MosaicClassifier

class composer.models.MosaicClassifier(module: torch.nn.modules.module.Module)[source]

Bases: composer.models.base.BaseMosaicModel

Implements the base logic that all classifiers can build on top of.

Inherits from BaseMosaicModel.

Parameters

module (Module) – The neural network module to wrap with MosaicClassifier.

forward(batch: composer.core.types.BatchPair) composer.core.types.Tensor[source]

Compute model output given an input.

Parameters

batch (Batch) – The input batch for the forward pass.

Returns

Tensors – The result that is passed to loss() as a Tensors object.

loss(outputs: Any, batch: composer.core.types.BatchPair, *args, **kwargs) composer.core.types.Tensors[source]

Compute the loss of the model.

Parameters
  • outputs (Any) – The output of the forward pass.

  • batch (Batch) – The input batch from dataloader.

Returns

Tensors – The loss as a Tensors object.

metrics(train: bool = False) Union[Metric, torchmetrics.collections.MetricCollection][source]

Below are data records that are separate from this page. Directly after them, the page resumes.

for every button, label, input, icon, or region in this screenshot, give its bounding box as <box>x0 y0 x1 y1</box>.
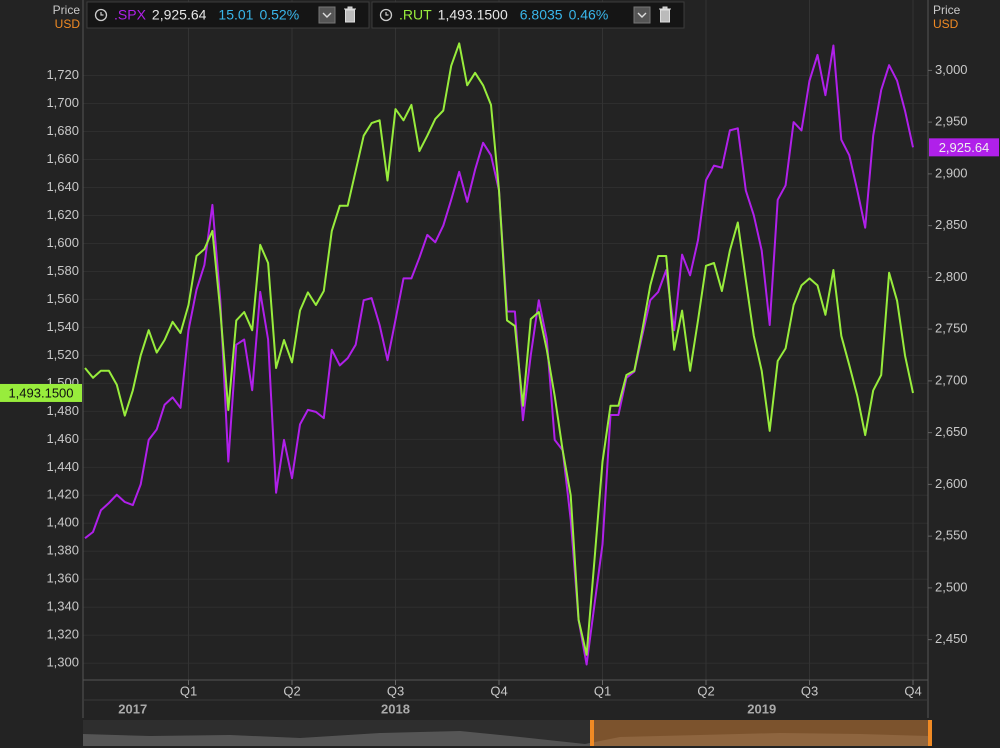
y-tick-label: 1,620 <box>46 207 79 222</box>
y2-tick-label: 2,600 <box>935 476 968 491</box>
y-tick-label: 1,400 <box>46 515 79 530</box>
clock-icon <box>379 8 393 22</box>
legend-last: 1,493.1500 <box>438 7 508 23</box>
x-tick-label: Q4 <box>904 683 921 698</box>
dropdown-arrow <box>322 12 332 18</box>
y2-tick-label: 2,950 <box>935 114 968 129</box>
y2-axis-title: Price <box>933 3 961 17</box>
dropdown-button[interactable] <box>633 6 651 24</box>
delete-icon[interactable] <box>344 6 356 23</box>
dropdown-button[interactable] <box>318 6 336 24</box>
legend: .SPX 2,925.64 15.01 0.52% .RUT 1,493.1500 6.80… <box>86 1 685 29</box>
x-tick-label: Q2 <box>283 683 300 698</box>
legend-box <box>371 1 685 29</box>
y2-tick-label: 2,500 <box>935 579 968 594</box>
y-tick-label: 1,360 <box>46 571 79 586</box>
y2-tick-label: 3,000 <box>935 62 968 77</box>
y-tick-label: 1,340 <box>46 599 79 614</box>
clock-icon <box>385 12 389 16</box>
y2-tick-label: 2,750 <box>935 321 968 336</box>
y-tick-label: 1,520 <box>46 347 79 362</box>
legend-pct: 0.52% <box>259 7 299 23</box>
y-axis-title: Price <box>53 3 81 17</box>
y-tick-label: 1,540 <box>46 319 79 334</box>
last-value-label: 1,493.1500 <box>8 385 73 400</box>
legend-change: 6.8035 <box>520 7 563 23</box>
y-tick-label: 1,580 <box>46 263 79 278</box>
navigator-handle[interactable] <box>928 720 932 746</box>
y-tick-label: 1,660 <box>46 151 79 166</box>
year-label: 2019 <box>747 701 776 716</box>
y-tick-label: 1,300 <box>46 655 79 670</box>
x-tick-label: Q2 <box>697 683 714 698</box>
last-value-badge <box>929 138 999 157</box>
x-tick-label: Q4 <box>490 683 507 698</box>
y2-tick-label: 2,800 <box>935 269 968 284</box>
x-tick-label: Q1 <box>594 683 611 698</box>
x-tick-label: Q1 <box>180 683 197 698</box>
legend-name: .SPX <box>114 7 147 23</box>
navigator-window[interactable] <box>592 720 930 746</box>
plot <box>84 42 914 666</box>
y2-tick-label: 2,550 <box>935 528 968 543</box>
y-tick-label: 1,720 <box>46 67 79 82</box>
last-value-badge <box>0 383 82 402</box>
y-tick-label: 1,700 <box>46 95 79 110</box>
y-tick-label: 1,640 <box>46 179 79 194</box>
clock-icon <box>94 8 108 22</box>
delete-icon[interactable] <box>659 6 671 23</box>
x-tick-label: Q3 <box>801 683 818 698</box>
y-tick-label: 1,680 <box>46 123 79 138</box>
clock-icon <box>100 12 104 16</box>
y2-tick-label: 2,850 <box>935 217 968 232</box>
dropdown-arrow <box>637 12 647 18</box>
navigator-handle[interactable] <box>590 720 594 746</box>
legend-pct: 0.46% <box>569 7 609 23</box>
y-tick-label: 1,600 <box>46 235 79 250</box>
y-tick-label: 1,560 <box>46 291 79 306</box>
year-label: 2018 <box>381 701 410 716</box>
series-line <box>84 42 914 656</box>
y-tick-label: 1,380 <box>46 543 79 558</box>
y2-tick-label: 2,900 <box>935 165 968 180</box>
year-label: 2017 <box>118 701 147 716</box>
y-tick-label: 1,440 <box>46 459 79 474</box>
legend-change: 15.01 <box>218 7 253 23</box>
y-tick-label: 1,480 <box>46 403 79 418</box>
last-value-label: 2,925.64 <box>939 140 990 155</box>
y2-tick-label: 2,650 <box>935 424 968 439</box>
y-tick-label: 1,460 <box>46 431 79 446</box>
y-axis-unit: USD <box>55 17 81 31</box>
legend-last: 2,925.64 <box>152 7 207 23</box>
y-tick-label: 1,420 <box>46 487 79 502</box>
navigator <box>83 720 932 746</box>
y2-axis-unit: USD <box>933 17 959 31</box>
y2-tick-label: 2,700 <box>935 372 968 387</box>
x-tick-label: Q3 <box>387 683 404 698</box>
legend-name: .RUT <box>399 7 432 23</box>
y-tick-label: 1,320 <box>46 627 79 642</box>
y2-tick-label: 2,450 <box>935 631 968 646</box>
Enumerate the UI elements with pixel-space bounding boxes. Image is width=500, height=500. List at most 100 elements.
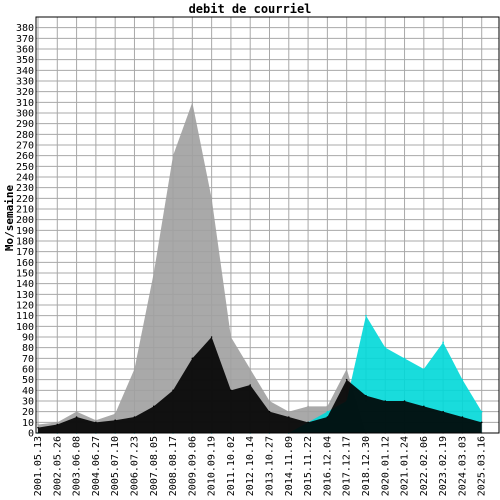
y-tick-label: 320 <box>16 87 34 98</box>
x-tick-label: 2016.12.04 <box>322 436 333 496</box>
x-tick-label: 2013.10.27 <box>265 436 276 496</box>
x-tick-label: 2024.03.03 <box>457 436 468 496</box>
x-tick-label: 2011.10.02 <box>226 436 237 496</box>
x-tick-label: 2022.02.06 <box>419 436 430 496</box>
y-tick-label: 10 <box>22 418 34 429</box>
y-tick-label: 260 <box>16 151 34 162</box>
series-0-area <box>38 102 482 433</box>
y-tick-label: 0 <box>28 429 34 440</box>
x-tick-label: 2012.10.14 <box>245 436 256 496</box>
series-0-point <box>210 197 213 200</box>
y-axis-label: Mo/semaine <box>3 185 16 252</box>
series-1-point <box>461 378 464 381</box>
y-tick-label: 150 <box>16 269 34 280</box>
series-0-point <box>345 368 348 370</box>
x-tick-label: 2015.11.22 <box>303 436 314 496</box>
y-tick-label: 50 <box>22 375 34 386</box>
y-tick-label: 340 <box>16 66 34 77</box>
series-0-point <box>230 336 232 338</box>
y-tick-label: 300 <box>16 109 34 120</box>
x-tick-label: 2017.12.17 <box>342 436 353 496</box>
y-tick-label: 80 <box>22 343 34 354</box>
y-tick-label: 60 <box>22 365 34 376</box>
series-2-point <box>172 389 174 392</box>
series-0-point <box>56 421 59 424</box>
series-2-point <box>75 416 78 418</box>
x-tick-label: 2020.01.12 <box>380 436 391 496</box>
x-tick-label: 2009.09.06 <box>187 436 198 496</box>
y-tick-label: 360 <box>16 45 34 56</box>
y-tick-label: 290 <box>16 119 34 130</box>
y-tick-label: 20 <box>22 407 34 418</box>
series-2-point <box>423 405 425 408</box>
y-tick-label: 90 <box>22 333 34 344</box>
y-tick-label: 230 <box>16 183 34 194</box>
y-tick-label: 40 <box>22 386 34 397</box>
x-tick-label: 2003.06.08 <box>72 436 83 496</box>
series-2-point <box>365 394 367 397</box>
plot-area <box>36 17 499 433</box>
y-tick-label: 220 <box>16 194 34 205</box>
y-tick-label: 210 <box>16 205 34 216</box>
series-0-point <box>268 400 271 402</box>
series-1-point <box>403 357 406 360</box>
series-2-point <box>403 400 406 402</box>
series-0-point <box>95 419 97 422</box>
y-tick-label: 180 <box>16 237 34 248</box>
y-tick-label: 330 <box>16 77 34 88</box>
y-tick-label: 70 <box>22 354 34 365</box>
x-tick-label: 2025.03.16 <box>477 436 488 496</box>
series-0-point <box>152 272 155 274</box>
series-0-point <box>114 413 116 415</box>
x-tick-label: 2002.05.26 <box>52 436 63 496</box>
series-2-point <box>56 423 59 426</box>
y-tick-label: 350 <box>16 55 34 66</box>
series-1-point <box>365 314 367 317</box>
y-tick-label: 370 <box>16 34 34 45</box>
series-2-point <box>326 416 329 418</box>
series-0-point <box>37 423 39 426</box>
series-0-point <box>191 101 194 104</box>
x-tick-label: 2001.05.13 <box>33 436 44 496</box>
series-2-point <box>210 336 213 338</box>
series-0-point <box>75 410 78 413</box>
series-2-point <box>152 405 155 408</box>
series-1-point <box>423 368 425 370</box>
y-tick-label: 270 <box>16 141 34 152</box>
chart-title: debit de courriel <box>189 2 312 16</box>
y-tick-label: 250 <box>16 162 34 173</box>
series-2-point <box>345 378 348 381</box>
y-tick-label: 240 <box>16 173 34 184</box>
y-tick-label: 310 <box>16 98 34 109</box>
series-1-point <box>326 410 329 413</box>
series-0-point <box>172 154 174 157</box>
y-tick-label: 170 <box>16 247 34 258</box>
y-tick-label: 380 <box>16 23 34 34</box>
series-0-point <box>326 405 329 408</box>
series-2-point <box>191 357 194 360</box>
x-tick-label: 2007.08.05 <box>149 436 160 496</box>
series-0-point <box>249 368 252 370</box>
series-0-point <box>307 405 309 408</box>
x-tick-label: 2010.09.19 <box>207 436 218 496</box>
series-1-point <box>384 346 387 349</box>
series-2-point <box>37 426 39 429</box>
x-tick-label: 2008.08.17 <box>168 436 179 496</box>
y-tick-label: 280 <box>16 130 34 141</box>
x-tick-label: 2023.02.19 <box>438 436 449 496</box>
series-2-point <box>95 421 97 424</box>
x-tick-label: 2005.07.10 <box>110 436 121 496</box>
y-tick-label: 120 <box>16 301 34 312</box>
x-tick-label: 2018.12.30 <box>361 436 372 496</box>
x-ticks: 2001.05.13 2002.05.26 2003.06.08 2004.06.27… <box>33 436 488 496</box>
series-2-point <box>480 421 483 424</box>
series-2-point <box>287 416 290 418</box>
series-1-point <box>480 410 483 413</box>
series-0-point <box>133 368 136 370</box>
series-2-point <box>442 410 444 413</box>
series-2-point <box>249 384 252 386</box>
y-tick-label: 200 <box>16 215 34 226</box>
series-2-point <box>268 410 271 413</box>
y-tick-label: 110 <box>16 311 34 322</box>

Get metrics for evaluating the model.

Warning

Each metric keeps states which are updated with data seen so far. As a result, different metric instances should be used for training and validation. See: https://torchmetrics.readthedocs.io/en/latest/pages/overview.html for more details.

Parameters

train (bool, optional) – True to return metrics that should be computed during training and False otherwise. (default: False)

Returns

Metrics – A Metrics object.

validate(batch: composer.core.types.BatchPair) Tuple[Any, Any][source]

Compute model outputs on provided data.

The output of this function will be directly used as input to all metrics returned by metrics().

Parameters

batch (Batch) – The data to perform validation with. Specified as a tuple of tensors (input, target).

Returns

Tuple[Any, Any] – Tuple that is passed directly to the update() methods of the metrics returned by metrics(). Most often, this will be a tuple of the form (predictions, targets).